The Frogs return three players who can serve as primary ball handlers. Alex Robinson, in his first season after transferring from Texas A&M, averaged 11.2 points and handed out a team-high 228 assists. Jaylen Fisher started 34 games and was the team’s top 3-point threat as a freshman. Desmond Bane started four games in the NIT after Fisher broke his wrist in the tournament opener. He shot 38.0 percent from 3 for the season.
Kenrich Williams is a 6'7" wing who averaged 11.4 points and 9.7 rebounds per game as a junior. He recorded a double-double in all five NIT games; for the season, his 19 double-doubles led the Big 12 and were 11th-most in the country. Williams is the only TCU player to record a 400-300-100 season.
Dixon will add two talented newcomers to the perimeter mix — four-star freshman R.J. Nembhard, a 26-points-per-game scorer in high school, and junior college transfer Shawn Olden, a 3-point-shooting lefty.

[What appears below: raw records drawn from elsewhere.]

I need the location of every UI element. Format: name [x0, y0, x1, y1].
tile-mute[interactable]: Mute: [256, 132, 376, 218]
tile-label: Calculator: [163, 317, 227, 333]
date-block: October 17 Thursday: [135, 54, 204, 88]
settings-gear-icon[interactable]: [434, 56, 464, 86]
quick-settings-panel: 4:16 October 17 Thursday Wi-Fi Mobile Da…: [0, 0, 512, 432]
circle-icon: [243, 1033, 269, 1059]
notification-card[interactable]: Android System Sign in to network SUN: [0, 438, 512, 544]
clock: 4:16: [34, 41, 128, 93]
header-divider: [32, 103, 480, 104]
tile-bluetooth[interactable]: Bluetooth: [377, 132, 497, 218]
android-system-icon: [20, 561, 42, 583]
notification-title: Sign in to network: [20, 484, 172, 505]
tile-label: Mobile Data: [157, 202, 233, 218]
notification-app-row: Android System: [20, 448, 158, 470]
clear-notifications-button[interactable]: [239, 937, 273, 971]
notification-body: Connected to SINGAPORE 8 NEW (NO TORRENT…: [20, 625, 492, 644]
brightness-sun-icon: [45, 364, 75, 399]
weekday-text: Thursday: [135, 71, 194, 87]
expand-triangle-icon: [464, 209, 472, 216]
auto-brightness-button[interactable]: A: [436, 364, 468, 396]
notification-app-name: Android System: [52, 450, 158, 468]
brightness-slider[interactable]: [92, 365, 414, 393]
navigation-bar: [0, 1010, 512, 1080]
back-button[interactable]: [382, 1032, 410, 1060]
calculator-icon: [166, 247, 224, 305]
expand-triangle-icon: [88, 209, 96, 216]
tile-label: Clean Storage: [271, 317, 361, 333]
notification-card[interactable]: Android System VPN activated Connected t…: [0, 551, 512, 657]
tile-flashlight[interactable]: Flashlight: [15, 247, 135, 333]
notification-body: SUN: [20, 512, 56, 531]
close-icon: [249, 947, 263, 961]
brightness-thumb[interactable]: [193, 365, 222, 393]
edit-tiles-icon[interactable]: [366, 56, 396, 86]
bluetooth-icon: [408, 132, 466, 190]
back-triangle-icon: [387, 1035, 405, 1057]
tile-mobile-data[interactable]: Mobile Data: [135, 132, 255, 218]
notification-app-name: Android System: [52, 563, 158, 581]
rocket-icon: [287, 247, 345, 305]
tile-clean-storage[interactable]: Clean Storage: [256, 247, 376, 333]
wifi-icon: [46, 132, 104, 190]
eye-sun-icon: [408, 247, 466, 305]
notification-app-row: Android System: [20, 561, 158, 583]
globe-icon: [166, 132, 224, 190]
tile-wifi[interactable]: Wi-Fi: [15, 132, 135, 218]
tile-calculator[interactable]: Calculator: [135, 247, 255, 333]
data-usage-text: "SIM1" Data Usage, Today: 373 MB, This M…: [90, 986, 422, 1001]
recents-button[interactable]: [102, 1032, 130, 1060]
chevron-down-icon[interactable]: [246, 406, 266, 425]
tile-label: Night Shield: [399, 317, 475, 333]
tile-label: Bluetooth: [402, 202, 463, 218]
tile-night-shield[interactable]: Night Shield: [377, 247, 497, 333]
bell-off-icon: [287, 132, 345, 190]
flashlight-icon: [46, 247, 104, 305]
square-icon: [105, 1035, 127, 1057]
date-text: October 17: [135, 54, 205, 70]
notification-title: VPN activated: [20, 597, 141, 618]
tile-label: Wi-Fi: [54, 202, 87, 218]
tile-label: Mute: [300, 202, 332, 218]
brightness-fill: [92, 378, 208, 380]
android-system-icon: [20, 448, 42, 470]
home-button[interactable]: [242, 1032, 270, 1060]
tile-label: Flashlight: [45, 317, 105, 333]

Few programs have changed their outlook as dramatically as TCU. Dixon, a standout guard on the last Horned Frogs team to win an NCAA Tournament game (in 1987), has made TCU relevant on the court and on the recruiting trail. He is adding quality talent to a roster that returns the top six scorers from a 24-win team. Anything short of an NCAA Tournament would be a disappointment.